Combining isolation and intensive contact tracing with social distancing measures might be the most effective and efficient way to achieve and maintain pandemic control, says a new study published in The Lancet Infectious Diseases journal.
Using social-contact data on more than 40,000 individuals from the BBC Pandemic database to simulate SARS-CoV-2 transmission in different settings and under different combinations of control measures, the researchers estimated that a high incidence of COVID-19 would require a considerable number of individuals to be quarantined to control infection.
“Successful strategies will likely include intensive testing and contact tracing supplemented with moderate forms of physical distancing, such as limiting the size of social gatherings and remote working, which can both reduce transmission and the number of contacts that need to be traced,” said study researcher Dr. Adam Kucharski from the London School of Hygiene & Tropical Medicine in the UK.

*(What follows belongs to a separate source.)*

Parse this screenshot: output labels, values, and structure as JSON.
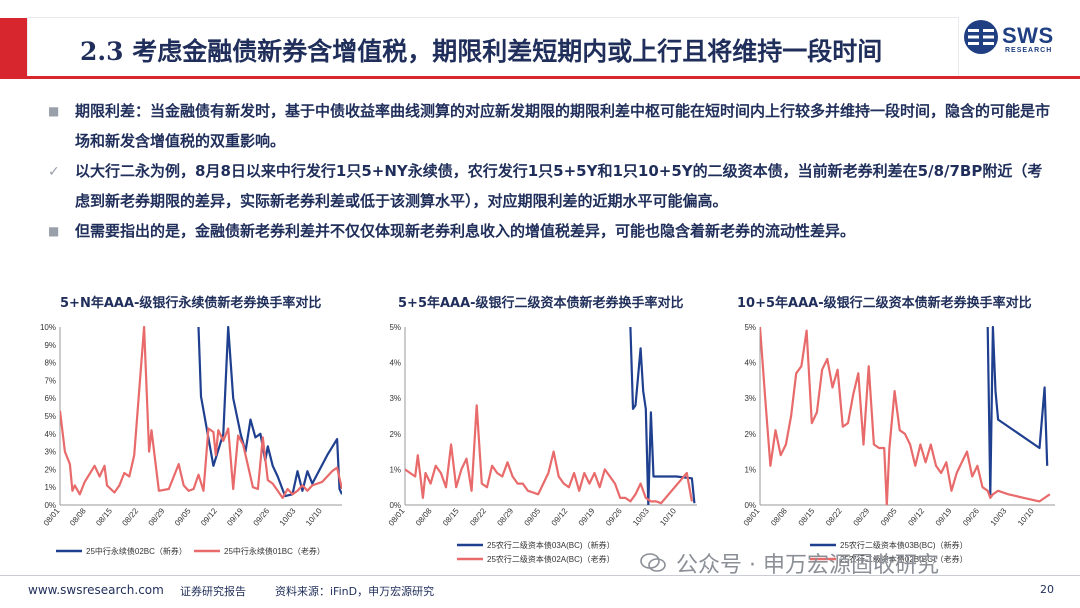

The researchers have used social contact data to quantify the potential impact of control measures on reducing individual-level transmission of SARS-CoV-2 in specific settings.
They aimed to identify not only what would theoretically control transmission, but what the practical implications of these measures would be in terms of numbers quarantined.
However, the authors noted that the model is based on a series of assumptions about the effectiveness of testing, tracing, isolation, and quarantine–for example about the amount of time it takes to isolate cases with symptoms (average 2.6 days) and the likelihood that their contacts adhere to quarantine (90 percent)–which, although plausible, are optimistic.
In the study, researchers analyzed data on how 40,162 people moved about the UK and interacted with others prior to COVID-19 to simulate how combinations of different testing, isolation, tracing, and physical distancing scenarios might contribute to reducing secondary cases.
They also modeled the rate at which the virus is transmitted–known as the reproductive number (R), or the average number of people each individual with the virus is likely to infect at a given moment–under different strategies.
The model suggested that mass testing alone, with five percent of the population undergoing random testing each week (i.e. 460,000 tests per day in the UK), would lower R to just 2.5 because so many infections would either be missed or detected too late.
Compared with no control measures, self-isolation of symptomatic cases (at home) alone reduced transmission by an estimated 29 percent.
Whilst combining self-isolation, household quarantine, and tracing strategies could potentially lower transmission by as much as 47 percent when using app-based contact tracing, and by 64 percent with the manual tracing of all contacts.
“Our results highlight several characteristics of SARS-CoV-2 which make effective isolation and contact tracing challenging,” said study co-author Dr Hannah Fry from University College London in the UK.